Suffolk County Executive Steve Bellone yesterday released a $3.2 billion recommended operating budget for 2020.
The county executive’s recommended budget would freeze general fund property taxes for an eighth consecutive year without imposing any new fees or fee increases, Bellone said in a statement.
The proposed budget also complies with the New York State 2% property tax cap, Bellone noted. It also “maintains investments in public safety that have made Suffolk County one of the safest suburban counties in the nation,” he said.
“This is a structurally balanced budget that continues our commitment to public safety, investments in economic development and protecting the environment,” Bellone said.

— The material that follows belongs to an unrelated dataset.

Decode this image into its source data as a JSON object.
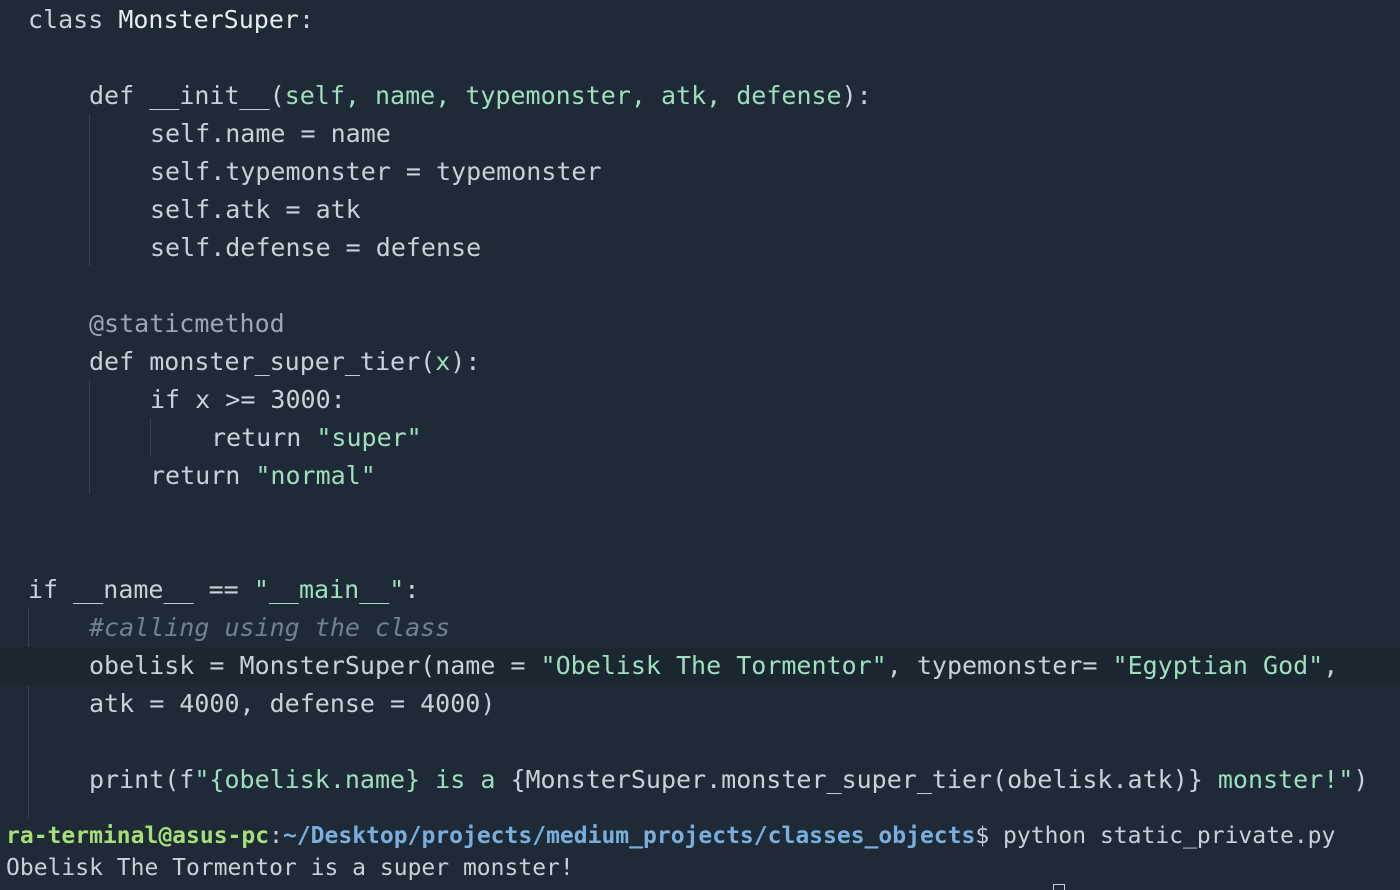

It contains no one-shot revenues, he said.
“I am pleased to present an operating budget, which focuses on government innovation, technology, criminal justice reform, protecting our environment, shared services and long-term financial stability while fully funding all existing positions with no proposed layoffs or fee increases,” Bellone said.
An operating budget and program public hearing is scheduled for Friday, Sept. 27 at 10:30 a.m. in Riverhead at the Maxine Postal legislative auditorium at the county center. Two public hearings on the budget will be held prior to the legislature’s budget vote. State law requires the county to adopt a final budget in November.
The recommended budget reduces debt service in the general fund by $1.1 million compared to 2018 actual expenses, according to the press release.
It also stops the practice of deferring pension costs for the second straight year, the county executive said.
Bellone said the county’s new collective bargaining agreements with the Suffolk County Police Benevolent Association and the Suffolk County Association of Municipal Employees, negotiated in May, required the unions to identify cost savings and plan design changes, that Bellone said will result in tens of millions of dollars of savings over the term of the agreement. Today, all county employees are now contributing to their health plan for the first time in history, the county executive said. This is an historic achievement that coupled with the plan design changes will produce approximately $40 million in total health care savings upon full implementation of the agreement, Bellone said.
The county has also secured a five-year agreement with Hudson River Healthcare to continue operation of eight health centers across Suffolk. The continued taxpayer savings over the next five years is projected at an additional $93 million to the county, bringing total taxpayer savings to over $150 million. The agreement will save Suffolk County $93 million over the next five years for health center operations, the executive said.
The 2020 recommended budget also includes funds for a new class of police recruits.
It also includes funds for additional staffing in the district attorney’s office needed to implement “drastic changes to the Criminal Procedure Law which was passed by the N.Y. State Legislature and which mostly take effect on Jan. 1, 2020. The law will require the D.A.’s office to create a new intake bureau, which must be staffed 24 hours per day, seven days per week. The new bureau is necessary to ensure the sufficiency of accusatory instruments prior to their filing and compliance with the new onerous discovery laws, which require the production of all relevant material and information within 15 days of arraignment, according to the county executive’s press release.
The 2020 recommended budget contains “conservative assumptions” regarding the reduction in the census at the county’s correctional centers, which will lead to a reduction in overtime, food and supply costs in the sheriff’s budget, Bellone said.
The county will continue to support efforts to reduce nitrogen pollution in our groundwater, with its septic improvement program providing county grant funding of up to $20,000 for residential property owners who upgrade their existing onsite sewage disposal system to a nitrogen-reducing sewage disposal system.
Suffolk County Comptroller John Kennedy, Bellone’s Republican opponent in the 2019 election, says the county executive, a Democrat, has created a “fiscal calamity” in Suffolk County.
“During his nearly eight years in office, Suffolk County taxpayers have faced the brunt of his fiscal mismanagement, with $200 million in tax and fee increases, a 22.4% property tax increase, a bloated budget of over $3 billion, including over $1 billion in payroll, $2 billion in debt, seven bond downgrades, seven fiscal emergencies, and nearly 17,000 fewer county residents,” Kennedy said in a staetment issued earlier this week.